National Gallery of Art - THE COLLECTION
image of The Bath Mary Cassatt (artist)
American, 1844 - 1926
The Bath, 1890-1891
drypoint and aquatint on laid paper
plate: 32.1 x 24.8 cm (12 5/8 x 9 3/4 in.) sheet: 43.7 x 30.5 cm (17 3/16 x 12 in.)
Mathews and Shapiro 1989, no. 5, State xvii/xvii
Chester Dale Collection
Not on View
From the Tour: Mary Cassatt — Selected Color Prints
Object 2 of 12

In April 1890, an exhibition of Japanese woodcuts at the Ecole des Beaux-Arts in Paris inspired Mary Cassatt to begin experimenting with different print techniques. Using aquatint, drypoint, etching, and hand-coloring, Cassatt attempted to capture the flat planes and simple lines of Japanese woodcuts. After painstakingly overseeing the execution of each print, Cassatt exhibited the resulting series of ten at the Durand Ruel Gallery in Paris the next year.
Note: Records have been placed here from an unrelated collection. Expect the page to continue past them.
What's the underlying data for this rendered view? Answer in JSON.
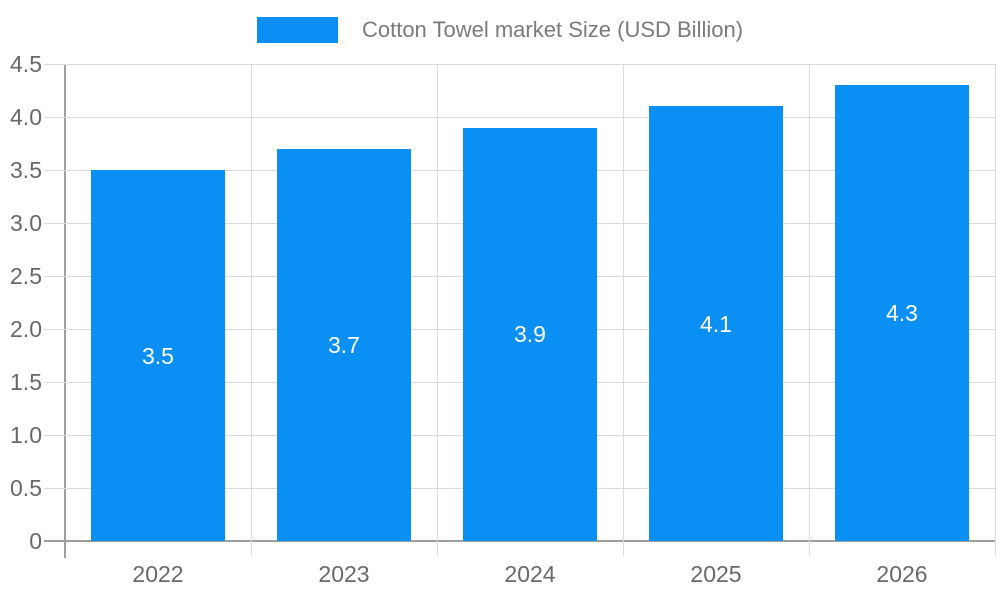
{
  "chart_data": {
    "type": "bar",
    "title": "",
    "legend": {
      "label": "Cotton Towel market Size (USD Billion)",
      "position": "top"
    },
    "categories": [
      "2022",
      "2023",
      "2024",
      "2025",
      "2026"
    ],
    "series": [
      {
        "name": "Cotton Towel market Size (USD Billion)",
        "values": [
          3.5,
          3.7,
          3.9,
          4.1,
          4.3
        ]
      }
    ],
    "value_labels": [
      "3.5",
      "3.7",
      "3.9",
      "4.1",
      "4.3"
    ],
    "xlabel": "",
    "ylabel": "",
    "ylim": [
      0,
      4.5
    ],
    "y_ticks": [
      {
        "value": 0,
        "label": "0"
      },
      {
        "value": 0.5,
        "label": "0.5"
      },
      {
        "value": 1,
        "label": "1.0"
      },
      {
        "value": 1.5,
        "label": "1.5"
      },
      {
        "value": 2,
        "label": "2.0"
      },
      {
        "value": 2.5,
        "label": "2.5"
      },
      {
        "value": 3,
        "label": "3.0"
      },
      {
        "value": 3.5,
        "label": "3.5"
      },
      {
        "value": 4,
        "label": "4.0"
      },
      {
        "value": 4.5,
        "label": "4.5"
      }
    ],
    "grid": true,
    "colors": {
      "bar": "#0a90f5",
      "grid_line": "#dcdcdc",
      "axis_line": "#9e9e9e",
      "axis_label": "#696969",
      "legend_text": "#7b7b7b",
      "value_label": "#ffffff",
      "background": "#ffffff"
    }
  }
}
Together, the prints combine the spare beauty of Japanese woodcut designs with innovative color patterns and finely tuned drawing.

The Bath was Cassatt's first effort in the series, and the only one, according to her, in which she truly tried to imitate Japanese design. She produced seventeen different states for The Bath, more than for any other print in the series. The subject, a mother and child, is a favorite of Cassatt's, and in the series as a whole, she opens a window on women's private lives in the nineteenth century.